Plug-in Energy Saving Devices
Social media is full of stories about energy-saving devices developed by inventors that supposedly the big utility companies are trying to suppress.
You simply connect them to a power outlet to produce savings of up to 60 percent in energy use, they claim.
Promoters may use charts and statistics that seem to back up their energy-saving claims. But, in general these are false or, at best, misleading.
There's a technical issue behind these claims that we won't go into. But it boils down to a difference between what are called "real power" and "apparent power." Unless you're a big company, you're billed for real power, but apparent power is usually the "evidence" used in savings claims.
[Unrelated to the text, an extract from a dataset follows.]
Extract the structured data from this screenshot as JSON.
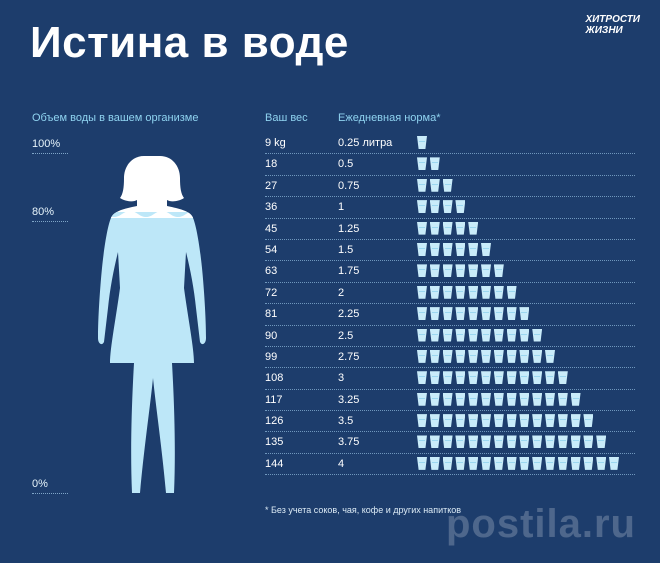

Of course, there are some devices that can help you save energy, most notably "smart" thermostats. These are often available at a substantial discount from your utility supplier. But scammers may sell them at an inflated price and claim the discount for themselves.
Solar Panels and More
The tricks we've listed aren't the only energy-saving scams. The current hot topic relates to solar power scams, which we plan to cover in depth in a later issue.
Others relate to unverifiable claims about energy usage in domestic appliances. Generally, the numbers you see on those yellow stickers in the store are accurate and comply with regulations - but beware that salesperson's exaggeration about how much you'll save.
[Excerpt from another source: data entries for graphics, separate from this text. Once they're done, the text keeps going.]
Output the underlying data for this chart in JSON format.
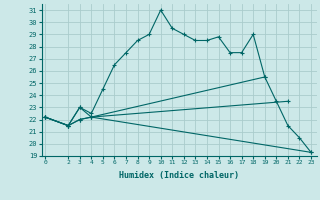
{
  "xlabel": "Humidex (Indice chaleur)",
  "background_color": "#cce8e8",
  "grid_color": "#b0d4d4",
  "line_color": "#006666",
  "series": [
    {
      "x": [
        0,
        2,
        3,
        4,
        5,
        6,
        7,
        8,
        9,
        10,
        11,
        12,
        13,
        14,
        15,
        16,
        17,
        18,
        19
      ],
      "y": [
        22.2,
        21.5,
        23.0,
        22.5,
        24.5,
        26.5,
        27.5,
        28.5,
        29.0,
        31.0,
        29.5,
        29.0,
        28.5,
        28.5,
        28.8,
        27.5,
        27.5,
        29.0,
        25.5
      ]
    },
    {
      "x": [
        0,
        2,
        3,
        4,
        19,
        20,
        21,
        22,
        23
      ],
      "y": [
        22.2,
        21.5,
        23.0,
        22.2,
        25.5,
        23.5,
        21.5,
        20.5,
        19.3
      ]
    },
    {
      "x": [
        0,
        2,
        3,
        4,
        21
      ],
      "y": [
        22.2,
        21.5,
        22.0,
        22.2,
        23.5
      ]
    },
    {
      "x": [
        0,
        2,
        3,
        4,
        23
      ],
      "y": [
        22.2,
        21.5,
        22.0,
        22.2,
        19.3
      ]
    }
  ],
  "ylim": [
    19,
    31.5
  ],
  "xlim": [
    -0.3,
    23.5
  ],
  "yticks": [
    19,
    20,
    21,
    22,
    23,
    24,
    25,
    26,
    27,
    28,
    29,
    30,
    31
  ],
  "xticks": [
    0,
    2,
    3,
    4,
    5,
    6,
    7,
    8,
    9,
    10,
    11,
    12,
    13,
    14,
    15,
    16,
    17,
    18,
    19,
    20,
    21,
    22,
    23
  ]
}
Plus, there are crooks using so-called home energy audits, often described as "free," but which provide a platform for them to get into your home and invent issues that they then offer to put right.
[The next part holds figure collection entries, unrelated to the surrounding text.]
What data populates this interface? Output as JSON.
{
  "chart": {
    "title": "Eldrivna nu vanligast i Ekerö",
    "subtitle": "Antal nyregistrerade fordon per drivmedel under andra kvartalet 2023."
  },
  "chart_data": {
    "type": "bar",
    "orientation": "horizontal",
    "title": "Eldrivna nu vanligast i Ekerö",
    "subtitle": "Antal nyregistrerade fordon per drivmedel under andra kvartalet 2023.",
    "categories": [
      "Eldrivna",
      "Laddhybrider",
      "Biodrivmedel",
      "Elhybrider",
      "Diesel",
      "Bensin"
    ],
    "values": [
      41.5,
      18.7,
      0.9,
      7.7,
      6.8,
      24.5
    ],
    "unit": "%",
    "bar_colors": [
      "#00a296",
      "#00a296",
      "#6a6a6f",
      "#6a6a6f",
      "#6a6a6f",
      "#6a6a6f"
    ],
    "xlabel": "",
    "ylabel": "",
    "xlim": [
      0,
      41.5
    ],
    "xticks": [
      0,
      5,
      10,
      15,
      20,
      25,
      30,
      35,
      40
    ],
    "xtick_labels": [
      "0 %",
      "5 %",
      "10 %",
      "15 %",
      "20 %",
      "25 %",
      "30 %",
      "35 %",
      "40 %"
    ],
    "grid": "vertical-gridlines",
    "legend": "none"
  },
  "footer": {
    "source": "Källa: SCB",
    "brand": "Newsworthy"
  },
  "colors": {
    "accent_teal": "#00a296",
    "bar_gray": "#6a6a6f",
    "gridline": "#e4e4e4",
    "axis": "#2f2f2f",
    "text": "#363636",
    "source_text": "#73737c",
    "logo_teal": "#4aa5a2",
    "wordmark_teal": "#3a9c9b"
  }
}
We also covered utility scams in our issue #758, which you can read here: 5 Utility Scams and Where You're Most Likely to Encounter Them.
How to Avoid an Energy-Saving Scam
Here are 10 commonsense tips to avoid being hoodwinked by these scammers.
- Learn and understand a little about R-values. Forbes magazine has a good guide: What Is Insulation R Value? Everything You Need To Know. There's also a map showing recommended home wood frame wall insulation values.
- Ask for evidence to support any money-saving claims.
- Contact your utility providers for information on devices and tactics to reduce your consumption. Don't rely on salespeople.
- Seek customer references from contractors and others about their work and products.
- Read contracts including all the small print. And check warranties, especially for length of coverage and exclusions.
- Never sign a contract under pressure, especially with claims that the offer is only available right now. In fact, if you feel pressured to sign, that should be enough to make you distrust a salesperson.
- Beware of imposters claiming to be from utility companies or energy-efficiency experts such as the government's EnergyStar service. Don't let them into your home without thoroughly checking them out.
- Don't provide confidential financial information over the phone or to a doorstep visitor, again until you've verified their identity.
- Get at least two competitive bids for any type of insulation or replacement windows you're considering.
- If you're thinking of buying and using a device that claims to cut electricity consumption, research it on the Internet to see what others are saying. Be skeptical - mostly, they don't work.
Yes, we all want to make energy savings. But the best way of making them is to monitor your usage to identify ways of cutting back - and taking guidance from your utility providers.
This Week's Scam Alert
IRS Warning: The Internal Revenue Service (IRS) has issued an urgent warning about a sudden and massive increase in identity theft attacks via SMS text messages (smishing). The texts pretend to be from the IRS and offer help with setting up an account or news about tax credits. The scammers use a fake IRS sign-on web page to steal victims' confidential information. The agency never asks for this type of information in emails or texts, so, if you get one, it's a scam.